Die art-abhängige Genital-Anatomie erklärt auch, warum Delphin-Arten in so unterschiedlichen Stellungen kopulieren. Schwarzdelfine (Lagenorhynchus obscurus) etwa kopulieren Bauch an Bauch. Große Tümmler (Tursiops truncatus) hingegen nehmen eher eine T-Stellung ein: Das Männchen kreuzt das Weibchen genau auf der Mittellinie. Schweinswale (Phocoena) mache es etwas komplizierter: Das Männchen wartet, bis die Angebetete Luft holt. Dann schießt er nach oben und versucht, seinen Penis in sie einzuhaken.
Auf die Frage „Könnten die Wale das nicht auch einfach zum Spaß machen?“ antwortet Dara Orbach: Ja, schon. Wale paaren sich ja das ganze Jahr über, auch wenn die Weibchen nur während eines beschränkten Zeitraums fruchtbar sind. Durch die Analyse der Genital-Anatomie können die Biologinnen nun sagen, welche Positionen zu einer erfolgreichen Befruchtung führen können und welche eher nicht. Wale kopulieren nämlich nicht nur zur Fortpflanzung, sondern aus ganz unterschiedlichen Gründen: Zum Spiel. Zur Festlegung der Hierarchie. Um Dominanz zu zeigen. Eine erfolgreiche Befruchtung ist nur möglich, wenn sich das Männchen dem Weibchen in einem ganz bestimmten Winkel nähert – alles andere ist aussichtslos.
Sie und ihre Kolleginnen sind die ersten Biologinnen seit Langem, die sich explizit mit diesem expliziten Thema beschäftigen (die letzte anatomische Forschung am Genitaltrakt von Walen fand zu Zeiten des kommerziellen Walfangs statt und beschrieb nur den Ist-Zustand ohne funktionsmorphologische Analysen). Sexualverhalten und Genitalanatomie waren als anrüchige Themen lange tabuisiert, meint Dara Orbach und sie hat dafür kaum Gesprächspartner gefunden. Mit der Vorstellung ihrer Forschung auf dieser Tagung hat sie nun aber ein ganz neues Forschungsfeld eröffnet.
Die geniale genitale Forschung hat sogar noch praktische Aspekte und könnten in Zuchtprogrammen nützlich sein: “Die von uns entwickelten Techniken lassen sich auch bei anderen Arten anwenden und könnten zum Beispiel für den Erfolg von Zuchtprogrammen hilfreich sein. So zeigt unsere Methode unter anderem, welche anatomischen Strukturen beim Geschlechtsakt miteinander in Kontakt kommen. Werden diese im Zuge einer künstlichen Befruchtung gezielt stimuliert, steigt womöglich die Wahrscheinlichkeit einer Empfängnis.”
Sex und Evolution
Die Ausbildung der Geschlechtsorgane für die erfolgreiche innere Befruchtung im aquatischen Lebensraum der Wale ist faszinierend.

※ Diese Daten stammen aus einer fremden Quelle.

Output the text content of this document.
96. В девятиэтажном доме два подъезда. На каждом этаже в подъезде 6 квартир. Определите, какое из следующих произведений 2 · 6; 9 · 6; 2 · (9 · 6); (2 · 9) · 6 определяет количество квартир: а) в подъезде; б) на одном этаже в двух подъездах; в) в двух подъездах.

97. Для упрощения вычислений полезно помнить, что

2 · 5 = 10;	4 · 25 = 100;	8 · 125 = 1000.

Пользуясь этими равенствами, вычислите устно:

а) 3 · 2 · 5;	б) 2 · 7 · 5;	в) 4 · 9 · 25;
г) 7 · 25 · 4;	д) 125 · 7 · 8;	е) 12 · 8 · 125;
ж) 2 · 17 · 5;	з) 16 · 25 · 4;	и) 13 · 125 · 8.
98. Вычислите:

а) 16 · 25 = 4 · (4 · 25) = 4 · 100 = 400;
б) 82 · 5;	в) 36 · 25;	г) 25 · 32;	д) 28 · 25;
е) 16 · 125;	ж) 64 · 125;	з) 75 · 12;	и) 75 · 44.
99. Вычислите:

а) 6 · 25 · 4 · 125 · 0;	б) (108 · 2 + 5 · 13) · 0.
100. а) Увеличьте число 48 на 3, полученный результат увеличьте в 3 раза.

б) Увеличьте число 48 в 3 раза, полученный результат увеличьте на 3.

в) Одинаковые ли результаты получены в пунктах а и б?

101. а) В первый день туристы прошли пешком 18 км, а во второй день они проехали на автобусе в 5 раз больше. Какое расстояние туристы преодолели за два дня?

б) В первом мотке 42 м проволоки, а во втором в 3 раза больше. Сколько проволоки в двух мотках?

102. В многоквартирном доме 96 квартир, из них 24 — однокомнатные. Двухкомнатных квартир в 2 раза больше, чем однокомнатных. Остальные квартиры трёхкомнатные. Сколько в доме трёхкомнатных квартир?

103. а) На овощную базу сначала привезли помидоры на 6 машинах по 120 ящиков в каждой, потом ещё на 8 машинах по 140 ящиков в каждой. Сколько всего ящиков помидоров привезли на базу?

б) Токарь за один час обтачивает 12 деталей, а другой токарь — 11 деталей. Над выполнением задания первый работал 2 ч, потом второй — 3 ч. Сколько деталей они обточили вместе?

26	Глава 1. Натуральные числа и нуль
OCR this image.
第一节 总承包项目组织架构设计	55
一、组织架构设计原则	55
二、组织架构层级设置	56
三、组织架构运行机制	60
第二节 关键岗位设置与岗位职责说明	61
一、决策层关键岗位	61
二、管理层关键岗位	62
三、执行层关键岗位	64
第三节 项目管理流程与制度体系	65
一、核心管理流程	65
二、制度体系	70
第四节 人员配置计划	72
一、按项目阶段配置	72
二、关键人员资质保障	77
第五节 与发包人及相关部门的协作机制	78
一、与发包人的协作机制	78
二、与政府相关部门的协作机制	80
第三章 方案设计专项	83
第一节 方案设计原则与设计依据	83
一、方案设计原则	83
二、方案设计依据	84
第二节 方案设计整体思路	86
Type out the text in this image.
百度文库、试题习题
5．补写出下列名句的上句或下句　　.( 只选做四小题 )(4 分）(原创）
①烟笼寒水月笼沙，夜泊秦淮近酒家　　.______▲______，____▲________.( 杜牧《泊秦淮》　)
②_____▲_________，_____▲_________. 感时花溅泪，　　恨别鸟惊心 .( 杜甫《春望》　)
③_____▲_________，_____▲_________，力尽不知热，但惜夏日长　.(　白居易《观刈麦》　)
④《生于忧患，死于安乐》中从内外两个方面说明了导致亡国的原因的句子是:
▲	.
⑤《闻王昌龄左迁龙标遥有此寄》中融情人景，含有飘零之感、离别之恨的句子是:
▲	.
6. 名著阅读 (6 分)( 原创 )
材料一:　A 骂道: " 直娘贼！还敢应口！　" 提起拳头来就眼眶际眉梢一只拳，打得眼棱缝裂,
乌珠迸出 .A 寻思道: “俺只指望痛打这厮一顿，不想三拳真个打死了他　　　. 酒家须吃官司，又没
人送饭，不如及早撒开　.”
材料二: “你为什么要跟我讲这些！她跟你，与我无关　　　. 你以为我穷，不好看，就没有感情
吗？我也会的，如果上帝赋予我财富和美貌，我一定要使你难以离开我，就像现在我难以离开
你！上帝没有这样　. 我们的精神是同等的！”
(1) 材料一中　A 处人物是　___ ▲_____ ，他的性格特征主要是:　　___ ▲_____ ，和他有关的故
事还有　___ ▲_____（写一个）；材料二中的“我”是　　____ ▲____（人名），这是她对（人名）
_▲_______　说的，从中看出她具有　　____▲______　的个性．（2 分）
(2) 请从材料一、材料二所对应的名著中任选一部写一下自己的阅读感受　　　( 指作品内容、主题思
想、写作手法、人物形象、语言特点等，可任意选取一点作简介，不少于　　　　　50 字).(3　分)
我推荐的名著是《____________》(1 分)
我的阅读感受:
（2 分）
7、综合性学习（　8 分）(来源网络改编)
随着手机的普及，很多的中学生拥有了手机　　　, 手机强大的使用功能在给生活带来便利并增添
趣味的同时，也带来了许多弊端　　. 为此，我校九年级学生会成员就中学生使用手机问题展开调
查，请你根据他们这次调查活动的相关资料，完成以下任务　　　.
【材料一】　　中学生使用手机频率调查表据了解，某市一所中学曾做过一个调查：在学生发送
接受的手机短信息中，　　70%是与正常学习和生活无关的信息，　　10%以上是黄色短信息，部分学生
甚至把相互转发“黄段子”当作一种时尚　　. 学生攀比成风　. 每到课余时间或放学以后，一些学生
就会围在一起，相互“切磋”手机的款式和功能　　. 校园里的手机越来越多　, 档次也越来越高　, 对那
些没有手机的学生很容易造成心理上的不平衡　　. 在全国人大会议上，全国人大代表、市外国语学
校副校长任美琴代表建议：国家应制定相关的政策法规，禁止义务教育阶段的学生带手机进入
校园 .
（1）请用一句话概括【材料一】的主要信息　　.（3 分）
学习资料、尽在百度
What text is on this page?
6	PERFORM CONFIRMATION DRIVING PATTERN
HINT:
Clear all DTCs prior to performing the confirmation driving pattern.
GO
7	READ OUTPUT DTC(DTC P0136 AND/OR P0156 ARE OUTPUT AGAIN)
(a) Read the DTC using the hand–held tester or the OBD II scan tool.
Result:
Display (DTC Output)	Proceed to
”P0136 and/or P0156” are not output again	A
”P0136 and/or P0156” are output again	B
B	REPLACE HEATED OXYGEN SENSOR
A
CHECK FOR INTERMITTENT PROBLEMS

Die Evolution der Anatomie der Geschlechtsorgane und des Vorgangs der Kopulation ist ohnehin ein ganz eigenes Gebiet der Evolutionsbiologie, das übrigens schon bei Spinnen aufsehenerregend ist. Dort ist die Analyse des Geschlechtsapparats mitunter sogar für die Bestimmung der Art wesentlich.
Die Entwicklung artspezifischer genitalanatomischer Strukturen ist nur in Korrespondenz mit äußeren Einflüssen zu erklären. Gleichermaßen ist die artspezifische Ausbildung natürlich auch ein Schutz gegen überartliches Fremdgehen und die Verschwendung von Ressourcen wie Spermien und Eizellen. Sinnvoll erklärbar ist das nur mit komplexen evolutiven Prozessen.
Es könnte unterhaltsam werden, Evolutions-Leugner damit zu konfrontieren. Und sie zu fragen, ob sie ernsthaft glauben, dass ihre jeweilige Gottheit sich mit der aufwändigen Modellierung artspezifischer geschlechtsanatomischer Merkmale beschäftigt. Vielleicht nach dem 10. Feierabend-Bier am Freitagabend? Oder nach einem ausgedehnten Joint?
Ein herzliches Dankeschön an Frank, für den Denkanstoß zu diesem anstößigen Thema.